Once again this month, rather than just putting links on Facebook and Twitter with my Response Magazine stories, I figured I’d transition the links to a single blog post that I could then link to said social media. Plus, this forum gives me a little space to expand on each story and give you some deeper background.
The February cover features Bosley’s Rob Spurrell. The story actually grew out of an initial call with Steven Aquavia, the director of marketing for the Beverly Hills-based leader in hair-loss solutions and medical hair restoration. Steven will be a featured speaker at Response Expo 2012 in San Diego this May. I was intrigued by the 37-year old company’s marketing story, and Steven kindly linked me to Rob, a 15-year veteran at Bosley. Rob was an intriguing interview, especially when discussing the company’s huge success the past two years, despite marketing a high-priced “vanity” service in a down economy. If you missed the story link above, here it is again: “No Splitting Hairs”
Bosley's Rob Spurrell leads the way into the latest issue of Response.
Our February issue also includes an exclusive interview with TV talk legend Jerry Springer.
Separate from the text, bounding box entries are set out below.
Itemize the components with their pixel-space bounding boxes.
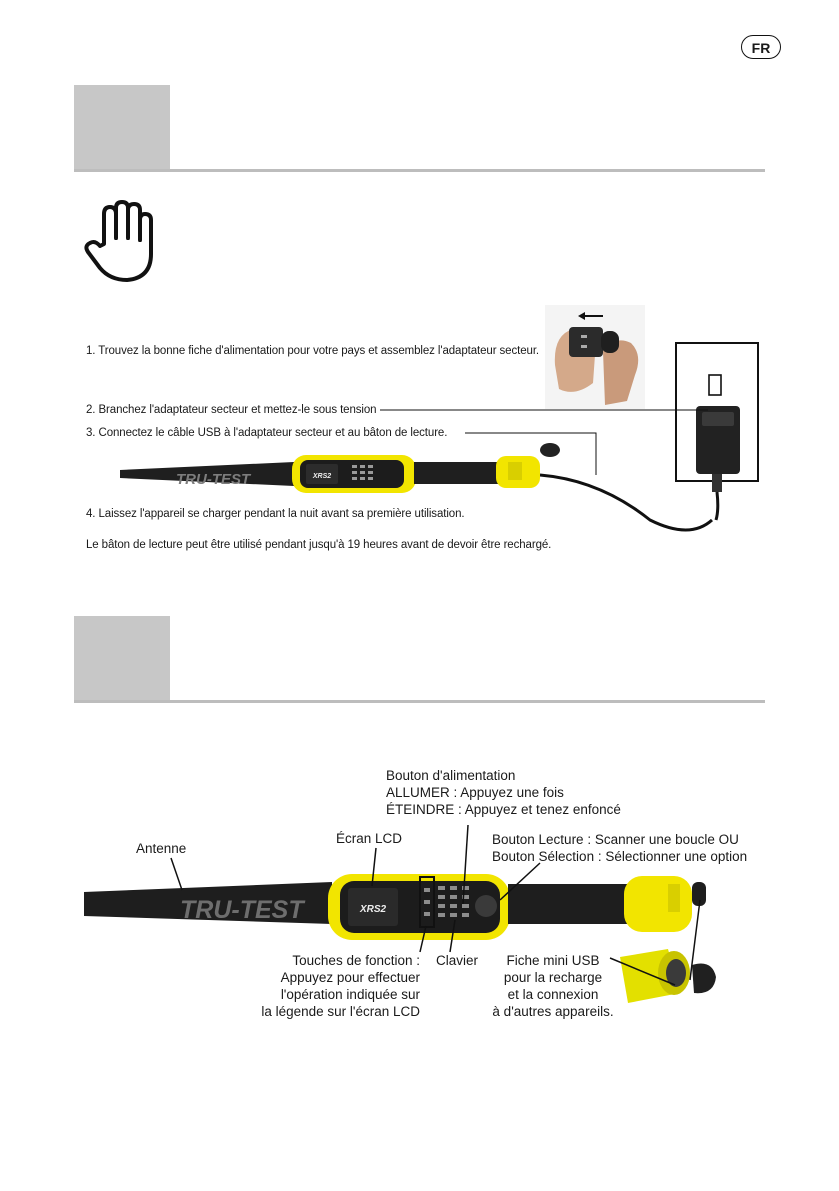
large-brand-text: TRU-TEST <box>180 896 304 924</box>
power-button-title: Bouton d'alimentation <box>386 768 516 783</box>
usb-callout <box>478 952 628 1020</box>
function-keys-line-4: la légende sur l'écran LCD <box>261 1004 420 1019</box>
function-keys-line-3: l'opération indiquée sur <box>280 987 420 1002</box>
large-model-text: XRS2 <box>359 904 387 915</box>
power-button-callout <box>386 767 621 818</box>
battery-note: Le bâton de lecture peut être utilisé pendant jusqu'à 19 heures avant de devoir être rechargé. <box>86 539 552 551</box>
function-keys-callout <box>244 952 420 1020</box>
step-1-text: 1. Trouvez la bonne fiche d'alimentation pour votre pays et assemblez l'adaptateur secteur. <box>86 345 540 357</box>
function-keys-title: Touches de fonction : <box>292 953 420 968</box>
step-4-text: 4. Laissez l'appareil se charger pendant la nuit avant sa première utilisation. <box>86 508 465 520</box>
usb-line-2: pour la recharge <box>503 970 603 985</box>
language-badge: FR <box>741 35 781 59</box>
read-button-line: Bouton Lecture : Scanner une boucle OU <box>492 832 739 847</box>
small-brand-text: TRU-TEST <box>176 471 251 488</box>
keypad-label: Clavier <box>436 953 479 968</box>
step-2-text: 2. Branchez l'adaptateur secteur et mettez-le sous tension <box>86 404 377 416</box>
power-on-instruction: ALLUMER : Appuyez une fois <box>386 785 564 800</box>
read-button-callout <box>492 831 747 865</box>
small-model-text: XRS2 <box>312 473 332 480</box>
lcd-label: Écran LCD <box>336 831 403 846</box>
antenna-label: Antenne <box>136 841 187 856</box>
function-keys-line-2: Appuyez pour effectuer <box>280 970 420 985</box>
usb-title: Fiche mini USB <box>506 953 600 968</box>
usb-line-3: et la connexion <box>507 987 599 1002</box>
step-3-text: 3. Connectez le câble USB à l'adaptateur secteur et au bâton de lecture. <box>86 427 448 439</box>
usb-line-4: à d'autres appareils. <box>492 1004 614 1019</box>
power-off-instruction: ÉTEINDRE : Appuyez et tenez enfoncé <box>386 802 621 817</box>
select-button-line: Bouton Sélection : Sélectionner une option <box>492 849 748 864</box>
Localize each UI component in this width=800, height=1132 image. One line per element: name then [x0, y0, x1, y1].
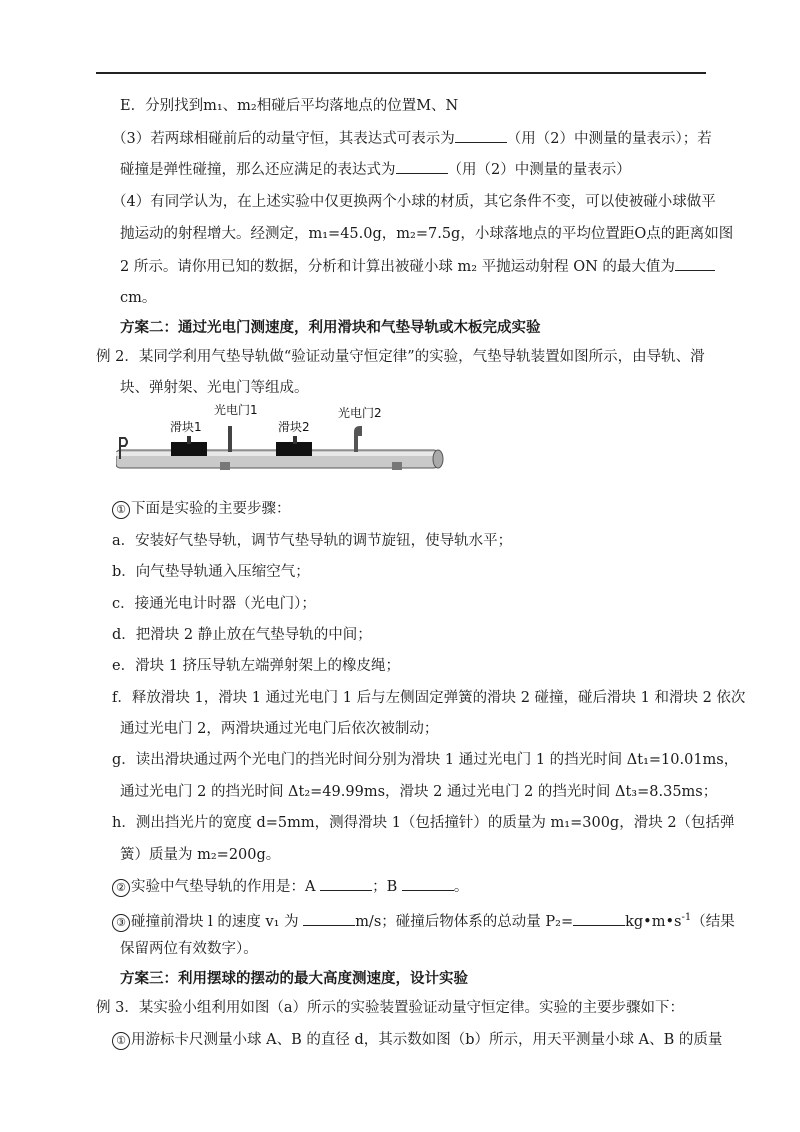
q3b-text-a: 碰撞前滑块 l 的速度 v₁ 为	[131, 913, 299, 930]
q3-text-a: （3）若两球相碰前后的动量守恒，其表达式可表示为	[112, 131, 455, 147]
slider-2-block	[276, 442, 312, 456]
q3-text-c: 碰撞是弹性碰撞，那么还应满足的表达式为	[120, 162, 396, 178]
circled-number-3: ③	[112, 914, 130, 932]
q2-blank-b[interactable]	[402, 876, 454, 891]
example-3-line1: 例 3．某实验小组利用如图（a）所示的实验装置验证动量守恒定律。实验的主要步骤如下：	[96, 1000, 684, 1016]
question-3-line2	[120, 159, 631, 180]
step-b: b．向气垫导轨通入压缩空气；	[112, 564, 310, 580]
step-a: a．安装好气垫导轨，调节气垫导轨的调节旋钮，使导轨水平；	[112, 533, 513, 549]
step-f-line1: f．释放滑块 1，滑块 1 通过光电门 1 后与左侧固定弹簧的滑块 2 碰撞，碰后滑块 1 和滑块 2 依次	[112, 690, 746, 706]
header-rule	[96, 72, 706, 74]
example-2-line2: 块、弹射架、光电门等组成。	[120, 380, 309, 396]
step-h-line2: 簧）质量为 m₂=200g。	[120, 847, 281, 863]
step-e-text: E．分别找到m₁、m₂相碰后平均落地点的位置M、N	[120, 98, 459, 114]
q3b-superscript: -1	[681, 912, 692, 923]
photogate-2-label: 光电门2	[338, 406, 382, 420]
q3-text-d: （用（2）中测量的量表示）	[447, 162, 631, 178]
q3b-blank-2[interactable]	[573, 911, 625, 926]
rail-support-left	[220, 462, 230, 470]
question-4-line4: cm。	[120, 290, 157, 306]
air-track-figure	[116, 402, 452, 482]
photogate-1-post	[228, 426, 232, 452]
photogate-2-post	[354, 426, 362, 452]
step-c: c．接通光电计时器（光电门）；	[112, 596, 316, 612]
circled-number-1b: ①	[112, 1032, 130, 1050]
q4-text-3: 2 所示。请你用已知的数据，分析和计算出被碰小球 m₂ 平抛运动射程 ON 的最大值为	[120, 259, 675, 275]
question-4-line1: （4）有同学认为，在上述实验中仅更换两个小球的材质，其它条件不变，可以使被碰小球做平	[112, 194, 716, 210]
step-d: d．把滑块 2 静止放在气垫导轨的中间；	[112, 627, 372, 643]
q2-text-c: 。	[453, 879, 469, 895]
example-2-line1: 例 2．某同学利用气垫导轨做“验证动量守恒定律”的实验，气垫导轨装置如图所示，由导轨、滑	[96, 349, 705, 365]
q3-text-b: （用（2）中测量的量表示）；若	[506, 131, 712, 147]
question-4-line2: 抛运动的射程增大。经测定，m₁=45.0g，m₂=7.5g，小球落地点的平均位置距O点的距离如图	[120, 226, 734, 242]
q2-text-a: 实验中气垫导轨的作用是：A	[131, 879, 316, 895]
rail-support-right	[392, 462, 402, 470]
step-e: e．滑块 1 挤压导轨左端弹射架上的橡皮绳；	[112, 658, 401, 674]
q2-blank-a[interactable]	[320, 876, 372, 891]
question-3b-line1	[112, 908, 735, 932]
rail-end-cap	[433, 450, 443, 468]
q3b-text-b: m/s；碰撞后物体系的总动量 P₂=	[355, 913, 574, 930]
slider-1-block	[171, 442, 207, 456]
slider-1-flag	[187, 436, 191, 444]
plan-2-heading: 方案二：通过光电门测速度，利用滑块和气垫导轨或木板完成实验	[120, 320, 541, 336]
question-3b-line2: 保留两位有效数字）。	[120, 941, 258, 957]
q3b-blank-1[interactable]	[303, 911, 355, 926]
steps-title	[112, 499, 291, 519]
photogate-1-label: 光电门1	[214, 403, 258, 417]
q3b-text-c: kg•m•s	[625, 913, 682, 930]
plan-3-heading: 方案三：利用摆球的摆动的最大高度测速度，设计实验	[120, 971, 468, 987]
slider-2-label: 滑块2	[278, 420, 310, 434]
circled-number-2: ②	[112, 879, 130, 897]
step-g-line1: g．读出滑块通过两个光电门的挡光时间分别为滑块 1 通过光电门 1 的挡光时间 Δt₁=10.01ms，	[112, 752, 739, 768]
circled-number-1: ①	[112, 501, 130, 519]
slider-2-flag	[293, 436, 297, 444]
question-4-line3	[120, 256, 715, 277]
q3-blank-2[interactable]	[396, 159, 448, 174]
step-g-line2: 通过光电门 2 的挡光时间 Δt₂=49.99ms，滑块 2 通过光电门 2 的挡光时间 Δt₃=8.35ms；	[120, 784, 718, 800]
question-2-line	[112, 876, 468, 897]
step-h-line1: h．测出挡光片的宽度 d=5mm，测得滑块 1（包括撞针）的质量为 m₁=300g，滑块 2（包括弹	[112, 815, 735, 831]
step-f-line2: 通过光电门 2，两滑块通过光电门后依次被制动；	[120, 721, 439, 737]
q3b-text-d: （结果	[691, 913, 735, 930]
ex3-text-2: 用游标卡尺测量小球 A、B 的直径 d，其示数如图（b）所示，用天平测量小球 A、B 的质量	[131, 1032, 723, 1048]
q4-blank[interactable]	[675, 256, 715, 271]
question-3-line1	[112, 128, 712, 149]
q2-text-b: ；B	[372, 879, 398, 895]
q3-blank-1[interactable]	[455, 128, 507, 143]
example-3-line2	[112, 1030, 722, 1050]
slider-1-label: 滑块1	[170, 420, 202, 434]
steps-title-text: 下面是实验的主要步骤：	[131, 501, 291, 517]
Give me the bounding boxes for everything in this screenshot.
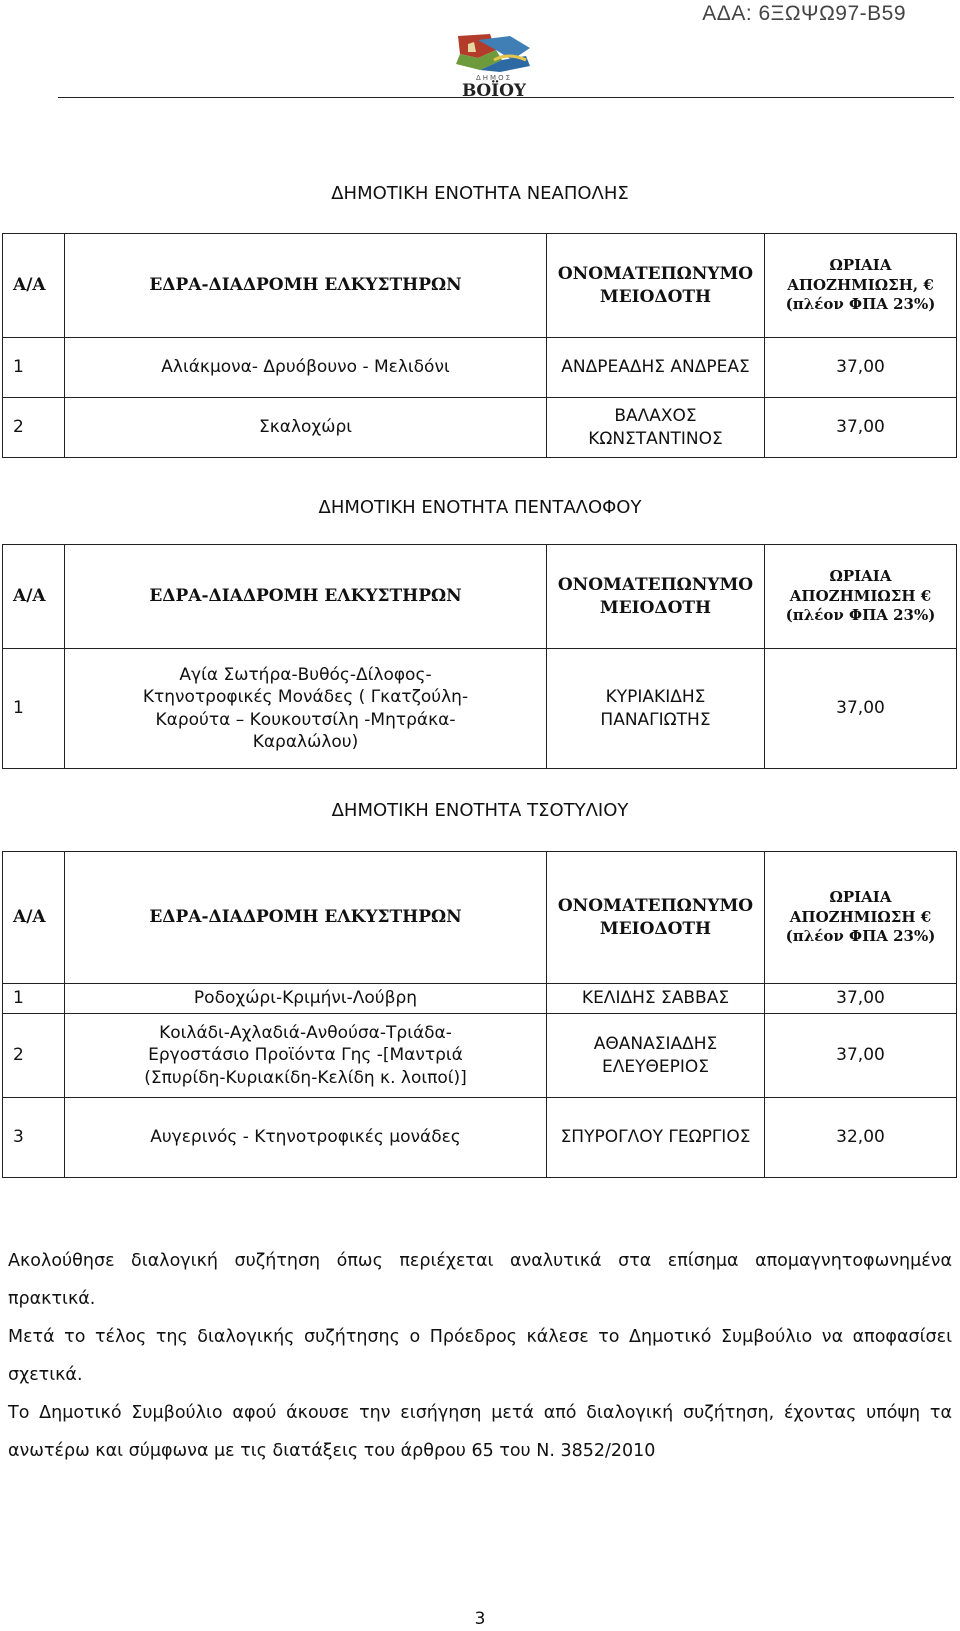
row-no: 1	[3, 338, 65, 398]
paragraph-council: Το Δημοτικό Συμβούλιο αφού άκουσε την εισήγηση μετά από διαλογική συζήτηση, έχοντας υπόψη τα ανωτέρω και σύμφωνα με τις διατάξεις του άρθρου 65 του Ν. 3852/2010	[8, 1403, 952, 1461]
table-header-row	[3, 545, 957, 649]
row-no: 2	[3, 398, 65, 458]
header-rate: ΩΡΙΑΙΑ ΑΠΟΖΗΜΙΩΣΗ € (πλέον ΦΠΑ 23%)	[765, 545, 957, 649]
table-header-row	[3, 852, 957, 984]
row-rate: 32,00	[765, 1098, 957, 1178]
page-number: 3	[474, 1609, 486, 1629]
header-route: ΕΔΡΑ-ΔΙΑΔΡΟΜΗ ΕΛΚΥΣΤΗΡΩΝ	[65, 852, 547, 984]
row-route: Αλιάκμονα- Δρυόβουνο - Μελιδόνι	[65, 338, 547, 398]
header-no: Α/Α	[3, 234, 65, 338]
row-rate: 37,00	[765, 1014, 957, 1098]
header-name: ΟΝΟΜΑΤΕΠΩΝΥΜΟ ΜΕΙΟΔΟΤΗ	[547, 852, 765, 984]
paragraph-discussion: Ακολούθησε διαλογική συζήτηση όπως περιέχεται αναλυτικά στα επίσημα απομαγνητοφωνημένα πρακτικά.	[8, 1251, 952, 1309]
row-rate: 37,00	[765, 338, 957, 398]
row-route: Σκαλοχώρι	[65, 398, 547, 458]
row-route: Αυγερινός - Κτηνοτροφικές μονάδες	[65, 1098, 547, 1178]
table-row	[3, 649, 957, 769]
table-row	[3, 1098, 957, 1178]
section-title-pentalofos: ΔΗΜΟΤΙΚΗ ΕΝΟΤΗΤΑ ΠΕΝΤΑΛΟΦΟΥ	[318, 497, 642, 518]
header-rate: ΩΡΙΑΙΑ ΑΠΟΖΗΜΙΩΣΗ, €(πλέον ΦΠΑ 23%)	[765, 234, 957, 338]
table-row	[3, 338, 957, 398]
ada-code: ΑΔΑ: 6ΞΩΨΩ97-Β59	[702, 2, 906, 25]
municipality-logo-icon	[450, 30, 538, 100]
body-text	[8, 1242, 952, 1470]
table-neapolis	[2, 233, 957, 458]
row-route: Κοιλάδι-Αχλαδιά-Ανθούσα-Τριάδα-Εργοστάσιο Προϊόντα Γης -[Μαντριά (Σπυρίδη-Κυριακίδη-Κελίδη κ. λοιποί)]	[65, 1014, 547, 1098]
table-row	[3, 1014, 957, 1098]
table-row	[3, 398, 957, 458]
row-route: Ροδοχώρι-Κριμήνι-Λούβρη	[65, 984, 547, 1014]
section-title-tsotylio: ΔΗΜΟΤΙΚΗ ΕΝΟΤΗΤΑ ΤΣΟΤΥΛΙΟΥ	[331, 800, 629, 821]
row-rate: 37,00	[765, 398, 957, 458]
row-no: 2	[3, 1014, 65, 1098]
row-no: 1	[3, 984, 65, 1014]
table-pentalofos	[2, 544, 957, 769]
header-route: ΕΔΡΑ-ΔΙΑΔΡΟΜΗ ΕΛΚΥΣΤΗΡΩΝ	[65, 545, 547, 649]
header-no: Α/Α	[3, 852, 65, 984]
row-route: Αγία Σωτήρα-Βυθός-Δίλοφος-Κτηνοτροφικές Μονάδες ( Γκατζούλη-Καρούτα – Κουκουτσίλη -Μητράκα-Καραλώλου)	[65, 649, 547, 769]
row-no: 3	[3, 1098, 65, 1178]
row-name: ΒΑΛΑΧΟΣ ΚΩΝΣΤΑΝΤΙΝΟΣ	[547, 398, 765, 458]
row-name: ΑΘΑΝΑΣΙΑΔΗΣ ΕΛΕΥΘΕΡΙΟΣ	[547, 1014, 765, 1098]
row-rate: 37,00	[765, 649, 957, 769]
row-no: 1	[3, 649, 65, 769]
header-name: ΟΝΟΜΑΤΕΠΩΝΥΜΟ ΜΕΙΟΔΟΤΗ	[547, 234, 765, 338]
header-no: Α/Α	[3, 545, 65, 649]
logo-small-text: ΔΗΜΟΣ	[475, 74, 513, 82]
header-divider	[58, 97, 954, 98]
header-name: ΟΝΟΜΑΤΕΠΩΝΥΜΟ ΜΕΙΟΔΟΤΗ	[547, 545, 765, 649]
row-name: ΚΥΡΙΑΚΙΔΗΣ ΠΑΝΑΓΙΩΤΗΣ	[547, 649, 765, 769]
paragraph-president: Μετά το τέλος της διαλογικής συζήτησης ο Πρόεδρος κάλεσε το Δημοτικό Συμβούλιο να αποφασίσει σχετικά.	[8, 1327, 952, 1385]
table-row	[3, 984, 957, 1014]
header-route: ΕΔΡΑ-ΔΙΑΔΡΟΜΗ ΕΛΚΥΣΤΗΡΩΝ	[65, 234, 547, 338]
table-header-row	[3, 234, 957, 338]
row-name: ΑΝΔΡΕΑΔΗΣ ΑΝΔΡΕΑΣ	[547, 338, 765, 398]
header-rate: ΩΡΙΑΙΑ ΑΠΟΖΗΜΙΩΣΗ € (πλέον ΦΠΑ 23%)	[765, 852, 957, 984]
logo-name: ΒΟΪΟΥ	[461, 81, 527, 100]
row-rate: 37,00	[765, 984, 957, 1014]
table-tsotylio	[2, 851, 957, 1178]
section-title-neapolis: ΔΗΜΟΤΙΚΗ ΕΝΟΤΗΤΑ ΝΕΑΠΟΛΗΣ	[331, 183, 629, 204]
row-name: ΣΠΥΡΟΓΛΟΥ ΓΕΩΡΓΙΟΣ	[547, 1098, 765, 1178]
row-name: ΚΕΛΙΔΗΣ ΣΑΒΒΑΣ	[547, 984, 765, 1014]
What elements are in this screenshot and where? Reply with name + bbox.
Why Jerry? Well, aside from the obvious comedy of his over-the-top talk show that’s now in its 21st syndicated season, “Jerry” is a haven for DRTV advertisers. As NBC Universal’s Brian Levy, who pitched this story to me in autumn 2011, knows from his experience with that company’s syndicated program media offerings, “The Jerry Springer Show” has brought tremendous success to its advertiser base. Even more impressive than Springer’s self-deprecating sense of humor over the phone, however, was his own clear knowledge of why his show works for DRTV advertisers. Once again, if you missed that first link, here’s your second chance to read my one-on-one with Jerry Springer: “Springer’s ‘Circus'”
Finally, my monthly Editor’s Note column touches upon the fifth anniversary of the Direct Response Marketing Alliance (DRMA), the magazine’s associated networking group that I helped found. We’re happy that the DRMA has, to this point, fulfilled its mission, and clearly our members and the leaders of our business deserve the lions’ share of the credit for that. However, we’ve experienced — first hand, time and time again — the high costs, the red tape and the petty politics most people experience when dealing with less-effective industry trade groups. There’s no doubt that the avoidance of these things has been a boon to the DRMA’s success thus far. Again, here’s the link if you missed it above: The DRMA at 5
Once again, thanks for reading and interacting with Response!